Even though property managers can help guide or assist in making professional decisions, they are not trained in sustainable practices and can only share what they are familiar with. Property management companies are not responsible for any decision the board makes.
“They are doing the best they can” was a line I heard a lot. “They are listening to the professionals”, “those were bad contractors” and the list of excuses continued.
It finally occurred to me the real problem is the system, not the contractors, not the board members, not the property managers but the lack of information given to the homeowners, to the board members, and to the contractors.
That is when Community Resource Advocates, (CRA) was born. We are a free website for all homeowners and board members to gain information that the state, the counties, and cities sponsor to promote sustainability. These resources were created to assist HOA’s, and it is CRA’s purpose to support you, and your board members in understanding how to use them.

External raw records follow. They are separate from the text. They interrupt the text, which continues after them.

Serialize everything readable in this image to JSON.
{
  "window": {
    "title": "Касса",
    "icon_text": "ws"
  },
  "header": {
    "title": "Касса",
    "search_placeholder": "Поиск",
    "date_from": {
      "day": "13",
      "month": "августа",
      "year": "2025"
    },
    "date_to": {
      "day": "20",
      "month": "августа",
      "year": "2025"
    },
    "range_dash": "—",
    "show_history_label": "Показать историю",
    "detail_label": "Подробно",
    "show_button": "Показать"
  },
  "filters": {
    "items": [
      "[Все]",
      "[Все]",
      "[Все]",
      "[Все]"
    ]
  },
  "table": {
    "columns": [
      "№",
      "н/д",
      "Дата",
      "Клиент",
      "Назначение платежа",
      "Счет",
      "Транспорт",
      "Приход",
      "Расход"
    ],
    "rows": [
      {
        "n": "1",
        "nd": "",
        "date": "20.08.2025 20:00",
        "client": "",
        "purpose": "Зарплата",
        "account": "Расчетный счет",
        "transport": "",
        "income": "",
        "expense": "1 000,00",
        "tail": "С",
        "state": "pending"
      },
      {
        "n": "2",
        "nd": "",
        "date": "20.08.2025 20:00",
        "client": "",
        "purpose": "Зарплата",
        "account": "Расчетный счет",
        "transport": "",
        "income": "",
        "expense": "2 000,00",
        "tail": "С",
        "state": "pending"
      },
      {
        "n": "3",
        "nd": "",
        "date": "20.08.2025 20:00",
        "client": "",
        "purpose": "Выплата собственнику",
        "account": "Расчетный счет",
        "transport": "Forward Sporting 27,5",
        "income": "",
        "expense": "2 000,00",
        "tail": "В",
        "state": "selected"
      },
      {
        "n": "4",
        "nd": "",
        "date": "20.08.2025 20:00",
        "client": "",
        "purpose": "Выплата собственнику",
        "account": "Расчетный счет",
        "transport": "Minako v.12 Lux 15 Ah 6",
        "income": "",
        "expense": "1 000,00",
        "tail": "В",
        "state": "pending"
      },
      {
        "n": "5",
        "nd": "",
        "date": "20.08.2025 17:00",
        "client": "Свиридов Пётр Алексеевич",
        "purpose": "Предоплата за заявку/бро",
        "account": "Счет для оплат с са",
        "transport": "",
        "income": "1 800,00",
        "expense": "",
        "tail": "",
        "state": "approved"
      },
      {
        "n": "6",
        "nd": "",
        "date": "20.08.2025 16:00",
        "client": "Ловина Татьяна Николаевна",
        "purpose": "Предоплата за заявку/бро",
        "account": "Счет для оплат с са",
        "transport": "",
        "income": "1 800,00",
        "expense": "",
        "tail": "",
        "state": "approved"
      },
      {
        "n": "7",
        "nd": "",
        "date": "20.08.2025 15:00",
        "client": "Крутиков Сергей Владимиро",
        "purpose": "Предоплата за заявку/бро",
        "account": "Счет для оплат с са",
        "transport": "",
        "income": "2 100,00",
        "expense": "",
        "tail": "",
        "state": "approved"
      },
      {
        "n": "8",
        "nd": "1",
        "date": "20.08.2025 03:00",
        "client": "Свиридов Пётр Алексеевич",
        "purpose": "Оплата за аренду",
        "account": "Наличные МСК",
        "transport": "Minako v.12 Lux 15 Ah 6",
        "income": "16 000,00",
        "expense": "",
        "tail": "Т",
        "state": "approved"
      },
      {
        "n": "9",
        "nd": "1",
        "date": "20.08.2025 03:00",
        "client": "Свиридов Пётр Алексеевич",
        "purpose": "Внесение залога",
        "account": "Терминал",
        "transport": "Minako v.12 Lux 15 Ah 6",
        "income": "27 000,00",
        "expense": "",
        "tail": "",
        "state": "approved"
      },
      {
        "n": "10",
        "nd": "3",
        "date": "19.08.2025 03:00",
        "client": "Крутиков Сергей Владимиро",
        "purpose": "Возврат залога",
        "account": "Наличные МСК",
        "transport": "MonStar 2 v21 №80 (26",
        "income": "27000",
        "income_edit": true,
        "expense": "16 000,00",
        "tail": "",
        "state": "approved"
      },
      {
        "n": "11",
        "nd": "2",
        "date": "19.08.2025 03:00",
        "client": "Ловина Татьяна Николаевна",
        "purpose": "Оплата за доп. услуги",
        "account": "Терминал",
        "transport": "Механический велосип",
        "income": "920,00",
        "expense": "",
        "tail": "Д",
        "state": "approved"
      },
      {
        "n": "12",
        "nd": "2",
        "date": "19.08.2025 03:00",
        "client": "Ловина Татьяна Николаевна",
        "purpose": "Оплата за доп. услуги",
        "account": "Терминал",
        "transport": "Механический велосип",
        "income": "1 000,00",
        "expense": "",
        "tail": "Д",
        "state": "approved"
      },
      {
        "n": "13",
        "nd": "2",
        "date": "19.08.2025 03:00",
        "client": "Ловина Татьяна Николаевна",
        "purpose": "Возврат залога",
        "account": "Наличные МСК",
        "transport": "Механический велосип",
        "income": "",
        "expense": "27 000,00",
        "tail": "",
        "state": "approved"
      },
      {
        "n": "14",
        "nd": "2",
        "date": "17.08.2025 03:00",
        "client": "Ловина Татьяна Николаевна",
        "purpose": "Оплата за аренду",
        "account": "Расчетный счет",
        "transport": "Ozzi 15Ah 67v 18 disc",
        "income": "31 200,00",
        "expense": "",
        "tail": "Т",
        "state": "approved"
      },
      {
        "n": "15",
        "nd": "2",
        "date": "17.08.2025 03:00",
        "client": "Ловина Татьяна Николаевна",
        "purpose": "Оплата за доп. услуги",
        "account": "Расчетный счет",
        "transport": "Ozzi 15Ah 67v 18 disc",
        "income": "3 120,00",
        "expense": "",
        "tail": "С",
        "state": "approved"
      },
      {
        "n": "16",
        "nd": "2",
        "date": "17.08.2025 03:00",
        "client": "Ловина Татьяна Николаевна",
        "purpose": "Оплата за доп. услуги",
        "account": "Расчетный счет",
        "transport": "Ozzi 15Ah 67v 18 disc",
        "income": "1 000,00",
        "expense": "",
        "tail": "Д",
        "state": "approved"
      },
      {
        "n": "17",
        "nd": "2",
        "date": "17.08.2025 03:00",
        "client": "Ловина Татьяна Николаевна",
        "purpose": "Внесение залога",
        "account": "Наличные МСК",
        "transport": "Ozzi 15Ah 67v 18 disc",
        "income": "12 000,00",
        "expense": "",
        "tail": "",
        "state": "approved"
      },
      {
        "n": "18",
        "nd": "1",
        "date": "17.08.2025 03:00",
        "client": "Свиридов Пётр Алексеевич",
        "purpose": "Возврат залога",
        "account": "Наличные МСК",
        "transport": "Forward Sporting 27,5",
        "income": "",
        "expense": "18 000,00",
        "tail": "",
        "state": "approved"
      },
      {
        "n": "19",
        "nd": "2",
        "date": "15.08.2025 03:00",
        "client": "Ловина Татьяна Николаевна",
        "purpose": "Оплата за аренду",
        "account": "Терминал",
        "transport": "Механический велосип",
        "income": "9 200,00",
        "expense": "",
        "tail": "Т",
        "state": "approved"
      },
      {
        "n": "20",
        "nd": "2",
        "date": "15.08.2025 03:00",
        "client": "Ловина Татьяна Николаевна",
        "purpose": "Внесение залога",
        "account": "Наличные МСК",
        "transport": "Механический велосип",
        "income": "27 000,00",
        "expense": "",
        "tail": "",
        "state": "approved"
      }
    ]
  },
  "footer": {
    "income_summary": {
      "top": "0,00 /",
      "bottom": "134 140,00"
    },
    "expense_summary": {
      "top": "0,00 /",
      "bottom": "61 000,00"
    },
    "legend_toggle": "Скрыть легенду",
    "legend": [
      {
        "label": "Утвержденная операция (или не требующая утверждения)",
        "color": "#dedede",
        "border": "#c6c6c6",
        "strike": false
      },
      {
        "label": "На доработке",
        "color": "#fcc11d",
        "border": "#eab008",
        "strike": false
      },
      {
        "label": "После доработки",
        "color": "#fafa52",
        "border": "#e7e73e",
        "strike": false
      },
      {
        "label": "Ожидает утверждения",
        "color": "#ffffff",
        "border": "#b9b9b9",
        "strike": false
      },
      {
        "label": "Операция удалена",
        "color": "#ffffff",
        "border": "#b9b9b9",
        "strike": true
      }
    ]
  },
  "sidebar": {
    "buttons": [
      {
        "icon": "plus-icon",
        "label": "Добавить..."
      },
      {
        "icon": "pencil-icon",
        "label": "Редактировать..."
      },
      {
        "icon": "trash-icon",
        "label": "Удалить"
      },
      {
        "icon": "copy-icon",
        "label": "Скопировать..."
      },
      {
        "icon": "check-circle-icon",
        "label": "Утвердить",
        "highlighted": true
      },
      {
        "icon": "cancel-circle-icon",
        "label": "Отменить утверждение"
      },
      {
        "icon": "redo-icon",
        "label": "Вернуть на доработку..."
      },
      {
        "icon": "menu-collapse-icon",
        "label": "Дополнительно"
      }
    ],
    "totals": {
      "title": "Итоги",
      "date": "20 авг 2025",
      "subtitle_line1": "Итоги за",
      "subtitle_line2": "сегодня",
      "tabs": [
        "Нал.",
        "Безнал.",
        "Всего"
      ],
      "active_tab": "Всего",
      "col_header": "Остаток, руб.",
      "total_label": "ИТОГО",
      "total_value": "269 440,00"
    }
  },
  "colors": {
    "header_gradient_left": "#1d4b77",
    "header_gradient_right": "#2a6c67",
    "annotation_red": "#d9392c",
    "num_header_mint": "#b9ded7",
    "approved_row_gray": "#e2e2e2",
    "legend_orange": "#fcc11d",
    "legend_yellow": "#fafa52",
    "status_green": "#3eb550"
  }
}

“If your community is not following ‘best known practices’ then your community is not doing what is best for you, or your community.”
According to HOA rules and regulations the only way your HOA is required to follow “best known practices is if 50% to 70% of your community votes for the ten-year sustainable program to be created. Then it must be included into the Covenants, Conditions, and Restrictions, (CC&Rs) or the program cannot be created or sustained.
This means if your community decides to change your CC&Rs then you can create a community-based set of rules, require the board to utilize ‘best known practices’ and be rest assured you are doing your part as shareholder by voting for sustainability in your HOA.